Kärnten

Betrugsermittlungen im Lagerhaus

Bei der "Unser Lagerhaus" Warenhandelsgesellschaft mbH (WHG) sind die Ermittler im Haus. Offenbar kam es zu länger andauernden Malversationen in der Sparte Baustoffhandel. Mehrere Mitarbeiter wurden abgelöst, zudem muss rasch eine neue Geschäftsleitung bestellt werden.

Bei der WHG am Klagenfurter Südring wurden Rechnungsmanipulationen und finanzielle Unregelmäßigkeiten publik. Seit Freitag gibt es auch keinen Geschäftsführer. (Bildquelle: Sreenshot/Werkbild)

Langjährige Mitarbeiter sollen manipulierte Rechnungen über Baustoffe ausgestellt und das Geld in die eigene Tasche gewirtschaftet haben. Der WHG-Aufsichtsrat und ehemalige Kärntner ÖVP-Agrarlandesrat Robert Lutschounig bestätigte gegenüber dem ORF Kärnten, dass es den Betrugsverdacht gibt.

Demnach seien bereits vor einem Monat die möglichen Malversationen intern bekannt geworden. Die Vorgangsweise der Mitarbeiter dürfte aber offenbar sehr gefinkelt gewesen sein, denn die Scheinrechnungen wurden weder bei Routinekontrollen noch bei externen Überprüfungen entdeckt, wird Lutschounig, der auch Aufsichtsratsvorsitzender der RLB Kärnten ist, zitiert. Auch sei ein Unternehmer in die Causa mitinvolviert.

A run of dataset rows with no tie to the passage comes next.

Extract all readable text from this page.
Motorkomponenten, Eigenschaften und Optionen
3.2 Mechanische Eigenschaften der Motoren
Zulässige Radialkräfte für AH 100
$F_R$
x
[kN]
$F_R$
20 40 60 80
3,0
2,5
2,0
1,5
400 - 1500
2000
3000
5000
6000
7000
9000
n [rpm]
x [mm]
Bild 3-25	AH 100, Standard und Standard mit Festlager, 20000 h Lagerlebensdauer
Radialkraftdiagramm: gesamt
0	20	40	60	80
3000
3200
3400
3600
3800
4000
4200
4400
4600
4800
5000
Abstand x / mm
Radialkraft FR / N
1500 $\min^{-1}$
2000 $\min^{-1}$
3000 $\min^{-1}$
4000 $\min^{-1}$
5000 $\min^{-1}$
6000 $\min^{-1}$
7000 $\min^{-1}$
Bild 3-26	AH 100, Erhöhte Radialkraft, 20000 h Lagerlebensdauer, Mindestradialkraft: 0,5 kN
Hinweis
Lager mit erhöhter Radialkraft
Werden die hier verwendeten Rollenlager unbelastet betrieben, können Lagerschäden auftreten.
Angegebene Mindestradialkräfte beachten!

Bestätigt werden diese Angaben durch die schriftliche Stellungnahme vom WHG-Aufsichtsratsvorsitzenden und BayWa AG-Vorstandsvorsitzender Prof. Klaus Josef Lutz. Darin heißt es u.a.: "Nach weiteren internen Untersuchungen muss ich als Aufsichtsratsvorsitzender der WHG davon ausgehen, dass Mitarbeiter bei WHG Baustoffe mit einem externen Dritten zum Schaden der WHG gehandelt haben. Dabei ist nicht auszuschließen, dass es sich auch um strafrechtlich relevante Sachverhalte handelt. Aus diesem Grund wird die zuständige Staatsanwaltschaft von uns über diesen Vorgang informiert. Die WHG arbeitet darüber hinaus bereits in dieser Angelegenheit mit der Steuerfahndung zusammen."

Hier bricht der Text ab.